A right-wing pundit said a University of Virginia “Ladies Night” gym event is “sex-exclusive” and quoted an anonymous student who said the event pushes men to “the back of the bus.”
“The sex-exclusive event, an apparent violation of the anti-discrimination Title IX law, provides yet another compelling reason for why President Donald Trump definitely shouldn’t seize the school’s nearly $10 billion endowment,” Rob Shimshock wrote in a CNSNews opinion article on Jan. 29.
Shimshock, a UVA alum, quoted an unnamed student as saying, “When the primary marketing point of an event is who will be excluded, it makes me question why my absence at a public event is so important to my peers. I feel like we’re being made to sit in the back of the bus.”
Shimrock added, “In the back of the bus, or not allowed on the bus at all, for the ‘Ladies Night’ event description does not say that any part of the weight room will be available to male students during this time.” Male students will have access to three other gyms on campus during the event on Thursday.
His comment compares a women-only night at the gym Black people under Jim Crow-era laws who were forced to sit in the back of buses. It also comes right before the beginning of Black History Month and the celebration of the 107th birthday of Rosa Parks, whose defiance to give up her bus seat for white people changed race relations in America.
It’s not going over well. UVA student Elana Marmorstein shared the CNSNews article on Twitter.
“This school makes me tired,” she wrote.
Marmorstein told the Daily Dot she found the comparison problematic for a number of reasons, the least of which is that there were other gyms open and accessible at the time of the event.
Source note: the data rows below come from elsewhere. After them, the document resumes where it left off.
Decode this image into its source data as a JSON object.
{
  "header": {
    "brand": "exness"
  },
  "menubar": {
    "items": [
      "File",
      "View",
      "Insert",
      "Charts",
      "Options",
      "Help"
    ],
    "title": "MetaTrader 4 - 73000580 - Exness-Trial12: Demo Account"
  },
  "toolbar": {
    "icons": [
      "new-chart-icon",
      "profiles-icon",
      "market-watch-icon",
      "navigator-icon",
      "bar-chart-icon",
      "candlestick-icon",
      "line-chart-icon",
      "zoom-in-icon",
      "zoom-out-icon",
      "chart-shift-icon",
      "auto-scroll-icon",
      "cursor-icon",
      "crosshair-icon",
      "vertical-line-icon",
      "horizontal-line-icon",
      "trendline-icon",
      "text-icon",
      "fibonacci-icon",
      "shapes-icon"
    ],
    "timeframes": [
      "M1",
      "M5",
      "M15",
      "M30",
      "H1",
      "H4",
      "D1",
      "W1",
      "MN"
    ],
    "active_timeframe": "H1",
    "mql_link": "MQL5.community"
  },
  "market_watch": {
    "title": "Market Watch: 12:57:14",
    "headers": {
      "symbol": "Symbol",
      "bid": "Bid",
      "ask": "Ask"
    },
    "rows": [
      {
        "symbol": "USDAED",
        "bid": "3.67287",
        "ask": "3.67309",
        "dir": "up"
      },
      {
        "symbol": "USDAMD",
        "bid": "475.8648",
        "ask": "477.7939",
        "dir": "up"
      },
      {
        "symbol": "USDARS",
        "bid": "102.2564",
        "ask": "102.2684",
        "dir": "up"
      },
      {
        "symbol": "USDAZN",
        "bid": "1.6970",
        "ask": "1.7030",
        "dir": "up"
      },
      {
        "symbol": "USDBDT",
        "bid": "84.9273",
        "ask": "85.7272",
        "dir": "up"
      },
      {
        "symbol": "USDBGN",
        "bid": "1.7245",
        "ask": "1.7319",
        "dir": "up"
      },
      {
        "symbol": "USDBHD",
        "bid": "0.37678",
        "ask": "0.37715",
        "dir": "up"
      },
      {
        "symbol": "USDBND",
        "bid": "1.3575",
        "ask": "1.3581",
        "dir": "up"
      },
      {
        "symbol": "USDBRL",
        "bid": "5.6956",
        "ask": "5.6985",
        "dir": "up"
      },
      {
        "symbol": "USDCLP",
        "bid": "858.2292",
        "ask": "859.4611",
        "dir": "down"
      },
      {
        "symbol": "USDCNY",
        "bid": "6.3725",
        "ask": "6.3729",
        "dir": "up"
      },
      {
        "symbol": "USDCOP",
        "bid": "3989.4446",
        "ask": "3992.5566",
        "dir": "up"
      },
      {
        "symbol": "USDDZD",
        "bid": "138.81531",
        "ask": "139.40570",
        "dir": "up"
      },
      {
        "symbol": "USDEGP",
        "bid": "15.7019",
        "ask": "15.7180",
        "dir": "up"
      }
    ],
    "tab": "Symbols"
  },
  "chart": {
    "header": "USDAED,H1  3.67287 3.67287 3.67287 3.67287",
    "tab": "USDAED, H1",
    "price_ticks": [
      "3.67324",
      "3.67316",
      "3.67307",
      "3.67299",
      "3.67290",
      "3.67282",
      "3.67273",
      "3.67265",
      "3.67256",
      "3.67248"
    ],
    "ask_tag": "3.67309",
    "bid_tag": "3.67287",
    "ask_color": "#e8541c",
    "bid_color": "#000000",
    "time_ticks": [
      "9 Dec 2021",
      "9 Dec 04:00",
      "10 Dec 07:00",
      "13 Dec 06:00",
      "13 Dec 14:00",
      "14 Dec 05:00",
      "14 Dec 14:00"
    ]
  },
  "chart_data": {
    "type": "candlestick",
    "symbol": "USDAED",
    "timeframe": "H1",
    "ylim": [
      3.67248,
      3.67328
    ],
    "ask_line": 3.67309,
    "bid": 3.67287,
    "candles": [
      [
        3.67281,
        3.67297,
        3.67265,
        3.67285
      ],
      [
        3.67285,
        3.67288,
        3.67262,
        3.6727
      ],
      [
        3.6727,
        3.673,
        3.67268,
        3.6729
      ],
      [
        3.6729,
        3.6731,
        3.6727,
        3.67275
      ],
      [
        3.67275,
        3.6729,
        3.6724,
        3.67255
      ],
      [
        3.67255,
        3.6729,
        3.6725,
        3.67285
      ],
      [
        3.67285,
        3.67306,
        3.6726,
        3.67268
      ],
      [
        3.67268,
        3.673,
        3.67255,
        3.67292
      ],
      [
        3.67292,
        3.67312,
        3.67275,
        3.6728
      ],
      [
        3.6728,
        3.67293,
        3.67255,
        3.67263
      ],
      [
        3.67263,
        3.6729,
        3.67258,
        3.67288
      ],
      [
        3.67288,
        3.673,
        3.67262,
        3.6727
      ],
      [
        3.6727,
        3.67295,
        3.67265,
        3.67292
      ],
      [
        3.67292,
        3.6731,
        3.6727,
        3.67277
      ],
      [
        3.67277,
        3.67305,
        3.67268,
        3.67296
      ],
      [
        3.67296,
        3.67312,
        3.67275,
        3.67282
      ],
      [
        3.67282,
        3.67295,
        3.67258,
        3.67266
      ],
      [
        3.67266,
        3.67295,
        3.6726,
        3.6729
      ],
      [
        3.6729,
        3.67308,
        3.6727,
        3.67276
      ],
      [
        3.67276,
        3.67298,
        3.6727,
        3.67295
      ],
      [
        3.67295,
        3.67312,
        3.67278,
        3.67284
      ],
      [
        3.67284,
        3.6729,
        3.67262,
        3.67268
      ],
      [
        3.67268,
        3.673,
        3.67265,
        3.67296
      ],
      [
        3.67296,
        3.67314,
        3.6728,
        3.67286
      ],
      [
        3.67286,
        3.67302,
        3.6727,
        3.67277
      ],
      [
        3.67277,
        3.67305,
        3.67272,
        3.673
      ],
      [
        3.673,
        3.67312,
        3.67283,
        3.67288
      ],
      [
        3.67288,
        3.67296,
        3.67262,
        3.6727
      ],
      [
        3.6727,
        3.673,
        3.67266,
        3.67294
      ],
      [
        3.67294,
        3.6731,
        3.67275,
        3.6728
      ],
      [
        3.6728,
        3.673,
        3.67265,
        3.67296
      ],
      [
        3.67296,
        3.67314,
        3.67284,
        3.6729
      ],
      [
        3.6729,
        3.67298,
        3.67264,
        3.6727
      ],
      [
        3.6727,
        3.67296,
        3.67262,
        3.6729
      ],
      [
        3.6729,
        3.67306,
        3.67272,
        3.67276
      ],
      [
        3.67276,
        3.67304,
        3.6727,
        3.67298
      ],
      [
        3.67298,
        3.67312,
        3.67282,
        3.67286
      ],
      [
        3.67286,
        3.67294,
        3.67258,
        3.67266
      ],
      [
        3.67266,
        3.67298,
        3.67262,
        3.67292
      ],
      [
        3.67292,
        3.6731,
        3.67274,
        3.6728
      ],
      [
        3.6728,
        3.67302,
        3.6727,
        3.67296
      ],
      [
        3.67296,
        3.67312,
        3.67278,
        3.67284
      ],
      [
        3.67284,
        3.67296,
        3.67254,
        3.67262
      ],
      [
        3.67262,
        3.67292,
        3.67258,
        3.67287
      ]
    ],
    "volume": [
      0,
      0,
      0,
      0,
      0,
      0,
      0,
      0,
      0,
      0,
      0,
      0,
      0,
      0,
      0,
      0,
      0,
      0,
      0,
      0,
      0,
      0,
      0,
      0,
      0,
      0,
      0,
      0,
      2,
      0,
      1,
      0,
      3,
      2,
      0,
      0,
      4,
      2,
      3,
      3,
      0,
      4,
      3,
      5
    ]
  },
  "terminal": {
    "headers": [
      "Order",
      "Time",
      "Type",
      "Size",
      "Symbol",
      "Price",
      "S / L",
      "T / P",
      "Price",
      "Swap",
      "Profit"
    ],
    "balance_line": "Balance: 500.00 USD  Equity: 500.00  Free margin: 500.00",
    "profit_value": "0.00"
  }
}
“The comparison to being made to sit at the back of the bus is ignorant and problematic,” she said. “ONE evening of being excluded from a weight room is not equivalent to hundreds of years of discrimination and segregation. To even compare the two is ludicrous.”
UVA’s recreational fitness organization, IM-Rec Sports, said it created the event because it’s aware “the weight room can be an intimidating place, for both women and men for a variety of reasons.”
Meanwhile, IM-Rec Sports created another gender-specific event. Marmorstien provided screenshots of a Facebook event page for “Men’s Night” to take place on April 2. By the time of publication, the event had been renamed to “Weight Room 101.”
Michael Shipe, director of marketing and communications for IM-Rec Sports, said the center organized the second event following a recommendation by the University’s Office of Equal Opportunity and Civil Rights to “have an opportunity for male and non-binary students equivalent to the opportunity given at Ladies Night.”
But the point of a “Ladies Night” wasn’t to create “exclusion,” as argued in Shimshock’s article. It was to carve out room in an otherwise male-dominated space.
“Despite our best efforts, some people do not feel comfortable in the weight room. We designed all of our programs with that in mind—including the men’s Weight Room 101 and women’s Ladies Night in the weight room,” Shipe told the Daily Dot in an email. He also said men could use any of the three other gyms on campus during the Ladies Night event.
“This event is in no way discounting the presence of men at the gym,” Marmorstein told the Daily Dot. “However, in a male dominated space such as a weight room, women (I myself have experienced this) can feel intimidated, uncomfortable, or unwelcome.”
She added that she has experienced men recording her or approaching her while lifting which made it an uncomfortable atmosphere for her, and made her “not want to go into the weight room.”
“‘Ladies Night’ as I understand it provides people with the opportunity to lift or learn to lift without fear of judgment or scrutiny,” Marmorstein said.
Shimrock did not immediately respond to the Daily Dot’s request for comment.
Correction: Rob Shimshock’s opinion article was published on CNSNews on Jan. 29.